So I have been battling these really ridiculous thoughts which I am SO sick and tried of! I'm not going to keep telling myself that taking a part time job at Home Sense is somehow a let down. Over and over we (in other words -me) put on this show dumbing down an opportunity because it is less than what we (I) expect...but i am not even going to entertain those thoughts anymore. MAMA'S GONNA KNOCK YOU OUT! SO I am Knocking those thoughts OUT! POWWW!
I am frustrated because I know what everyone is thinking..HECK I am thinking it! I know everyone can agree that WE (You and Me!) are our own worst critics. I have been through the ringer..beating myself up day after day after day about breaking into the creative advertising industry and I have tried to fit it into this 'ideal' position and formula that I see has worked for some but I have yet to make it work.
I will never give up on my dreams but I will say that I am not sorry that I made all of my dreams so loud and vocal, I actually like it..everyone close to me knows what I want for my life and self and this makes me want it even more.

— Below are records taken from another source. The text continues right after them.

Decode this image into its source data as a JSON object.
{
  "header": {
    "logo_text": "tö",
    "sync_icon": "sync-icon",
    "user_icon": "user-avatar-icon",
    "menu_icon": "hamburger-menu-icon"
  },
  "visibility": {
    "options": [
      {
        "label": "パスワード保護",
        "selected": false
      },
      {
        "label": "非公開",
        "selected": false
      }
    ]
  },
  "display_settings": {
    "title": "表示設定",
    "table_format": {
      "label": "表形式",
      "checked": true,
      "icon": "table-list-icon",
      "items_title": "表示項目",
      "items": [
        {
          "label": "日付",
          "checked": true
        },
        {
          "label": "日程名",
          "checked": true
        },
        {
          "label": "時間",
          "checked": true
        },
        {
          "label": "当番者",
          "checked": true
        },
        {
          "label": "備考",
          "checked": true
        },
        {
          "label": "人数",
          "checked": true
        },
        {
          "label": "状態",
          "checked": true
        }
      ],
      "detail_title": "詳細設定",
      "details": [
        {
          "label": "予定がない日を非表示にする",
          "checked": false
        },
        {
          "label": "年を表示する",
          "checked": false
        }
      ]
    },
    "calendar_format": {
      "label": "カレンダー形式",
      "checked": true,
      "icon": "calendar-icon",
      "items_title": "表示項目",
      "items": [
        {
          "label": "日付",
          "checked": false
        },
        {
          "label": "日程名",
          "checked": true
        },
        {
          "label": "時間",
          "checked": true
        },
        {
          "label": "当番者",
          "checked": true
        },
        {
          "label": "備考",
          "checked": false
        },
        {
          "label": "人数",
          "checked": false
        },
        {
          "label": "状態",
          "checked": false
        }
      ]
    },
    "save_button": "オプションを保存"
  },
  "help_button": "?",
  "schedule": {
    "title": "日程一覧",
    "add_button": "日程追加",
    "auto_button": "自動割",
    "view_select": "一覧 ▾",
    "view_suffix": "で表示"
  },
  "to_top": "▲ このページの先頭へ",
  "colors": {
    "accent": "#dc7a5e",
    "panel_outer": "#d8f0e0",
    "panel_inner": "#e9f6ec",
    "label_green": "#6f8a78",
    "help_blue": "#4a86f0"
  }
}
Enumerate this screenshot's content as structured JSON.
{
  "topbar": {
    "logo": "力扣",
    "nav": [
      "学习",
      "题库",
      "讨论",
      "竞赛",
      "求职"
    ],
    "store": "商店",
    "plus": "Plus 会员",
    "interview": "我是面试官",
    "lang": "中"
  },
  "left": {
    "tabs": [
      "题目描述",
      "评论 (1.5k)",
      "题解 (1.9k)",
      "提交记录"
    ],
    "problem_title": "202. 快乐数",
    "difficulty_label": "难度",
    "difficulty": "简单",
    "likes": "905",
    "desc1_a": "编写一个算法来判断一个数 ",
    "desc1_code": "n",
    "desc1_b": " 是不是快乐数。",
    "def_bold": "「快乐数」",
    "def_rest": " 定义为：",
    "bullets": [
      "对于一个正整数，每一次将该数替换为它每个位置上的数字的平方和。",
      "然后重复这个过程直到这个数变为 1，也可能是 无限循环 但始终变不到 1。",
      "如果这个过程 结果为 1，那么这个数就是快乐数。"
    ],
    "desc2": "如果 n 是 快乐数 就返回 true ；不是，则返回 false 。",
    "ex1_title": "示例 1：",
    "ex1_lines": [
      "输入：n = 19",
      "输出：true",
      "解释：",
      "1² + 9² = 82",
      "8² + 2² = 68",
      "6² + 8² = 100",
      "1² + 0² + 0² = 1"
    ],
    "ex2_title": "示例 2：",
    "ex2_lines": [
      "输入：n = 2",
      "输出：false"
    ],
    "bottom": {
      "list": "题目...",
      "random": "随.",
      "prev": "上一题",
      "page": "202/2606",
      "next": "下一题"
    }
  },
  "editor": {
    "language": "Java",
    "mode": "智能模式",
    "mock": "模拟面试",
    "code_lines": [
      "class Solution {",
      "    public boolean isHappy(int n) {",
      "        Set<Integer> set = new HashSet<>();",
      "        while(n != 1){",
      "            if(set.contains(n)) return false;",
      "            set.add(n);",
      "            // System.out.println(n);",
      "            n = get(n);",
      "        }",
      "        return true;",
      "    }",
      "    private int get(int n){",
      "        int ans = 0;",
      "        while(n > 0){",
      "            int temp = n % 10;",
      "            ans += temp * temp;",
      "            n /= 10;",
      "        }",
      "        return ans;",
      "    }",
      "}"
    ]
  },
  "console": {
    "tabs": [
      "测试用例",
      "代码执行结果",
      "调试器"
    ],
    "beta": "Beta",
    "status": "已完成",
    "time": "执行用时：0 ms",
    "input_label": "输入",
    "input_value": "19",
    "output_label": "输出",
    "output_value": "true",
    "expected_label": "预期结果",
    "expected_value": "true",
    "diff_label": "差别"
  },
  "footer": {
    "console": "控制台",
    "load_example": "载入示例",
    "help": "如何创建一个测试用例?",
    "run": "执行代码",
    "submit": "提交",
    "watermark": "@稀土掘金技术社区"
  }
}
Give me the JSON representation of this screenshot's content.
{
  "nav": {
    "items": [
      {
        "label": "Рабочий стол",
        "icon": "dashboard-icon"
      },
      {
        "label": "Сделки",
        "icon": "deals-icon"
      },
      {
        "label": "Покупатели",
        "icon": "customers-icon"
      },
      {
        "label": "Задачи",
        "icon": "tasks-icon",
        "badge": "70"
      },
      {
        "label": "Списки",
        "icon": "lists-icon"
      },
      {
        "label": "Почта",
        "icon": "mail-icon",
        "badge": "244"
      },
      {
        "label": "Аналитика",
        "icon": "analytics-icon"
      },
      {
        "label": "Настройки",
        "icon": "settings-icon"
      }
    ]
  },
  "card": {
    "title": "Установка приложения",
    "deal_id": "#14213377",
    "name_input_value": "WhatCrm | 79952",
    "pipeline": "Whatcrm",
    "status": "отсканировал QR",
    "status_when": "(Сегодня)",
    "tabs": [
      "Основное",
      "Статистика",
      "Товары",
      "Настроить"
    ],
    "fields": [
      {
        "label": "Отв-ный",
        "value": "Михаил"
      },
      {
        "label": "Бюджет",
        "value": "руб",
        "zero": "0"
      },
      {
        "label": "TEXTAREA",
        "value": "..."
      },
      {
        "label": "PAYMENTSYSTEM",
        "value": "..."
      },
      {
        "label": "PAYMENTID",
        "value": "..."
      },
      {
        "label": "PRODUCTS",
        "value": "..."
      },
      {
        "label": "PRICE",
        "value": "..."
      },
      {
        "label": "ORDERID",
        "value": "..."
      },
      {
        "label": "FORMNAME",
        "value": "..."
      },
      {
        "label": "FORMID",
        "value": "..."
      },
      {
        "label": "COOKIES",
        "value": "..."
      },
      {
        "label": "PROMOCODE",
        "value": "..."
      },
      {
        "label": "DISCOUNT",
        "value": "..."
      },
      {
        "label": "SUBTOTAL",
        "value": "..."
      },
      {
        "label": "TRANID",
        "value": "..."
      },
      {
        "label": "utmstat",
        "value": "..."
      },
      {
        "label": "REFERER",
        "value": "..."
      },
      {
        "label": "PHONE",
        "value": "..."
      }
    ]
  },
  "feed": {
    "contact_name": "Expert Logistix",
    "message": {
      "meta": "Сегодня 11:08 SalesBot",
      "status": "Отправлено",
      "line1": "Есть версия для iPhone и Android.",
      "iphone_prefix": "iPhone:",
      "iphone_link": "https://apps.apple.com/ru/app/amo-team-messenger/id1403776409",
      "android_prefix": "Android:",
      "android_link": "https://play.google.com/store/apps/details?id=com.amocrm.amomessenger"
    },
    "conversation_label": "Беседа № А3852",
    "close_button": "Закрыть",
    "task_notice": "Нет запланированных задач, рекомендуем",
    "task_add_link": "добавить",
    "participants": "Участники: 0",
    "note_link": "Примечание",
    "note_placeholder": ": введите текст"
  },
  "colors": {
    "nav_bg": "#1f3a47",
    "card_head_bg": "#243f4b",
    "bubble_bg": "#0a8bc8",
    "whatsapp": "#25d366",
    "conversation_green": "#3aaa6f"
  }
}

I am a passionate dreamer and the underdog who spends more time in the pit slugging it than on lush greenery but this is who I am..I have always had to fight and struggle for what I want and I get it...everyone thanks there is an easier way but get real! Every direction you go requires the same level of effort..dedication and desire..and with those things you can achieve anything! I have had years of experience of navigating through incredibly challenging situations and I ALWAYS end up on top because I have the passion that can take me there and you know what..I still got it.
So ..ya..right now I am going to be working part-time at Home Sense..but watch out..these are the times when I gain momentum..speed..and the drive that fuels those big life changing moments for me.
I can't wait for the next one to happen. I don't understand why I am how I am but this is me and these are the moments that my life has been built on, they have made me the strong person I am and given me the confidence I need to face another challenge. I will succeed.
POWWWW!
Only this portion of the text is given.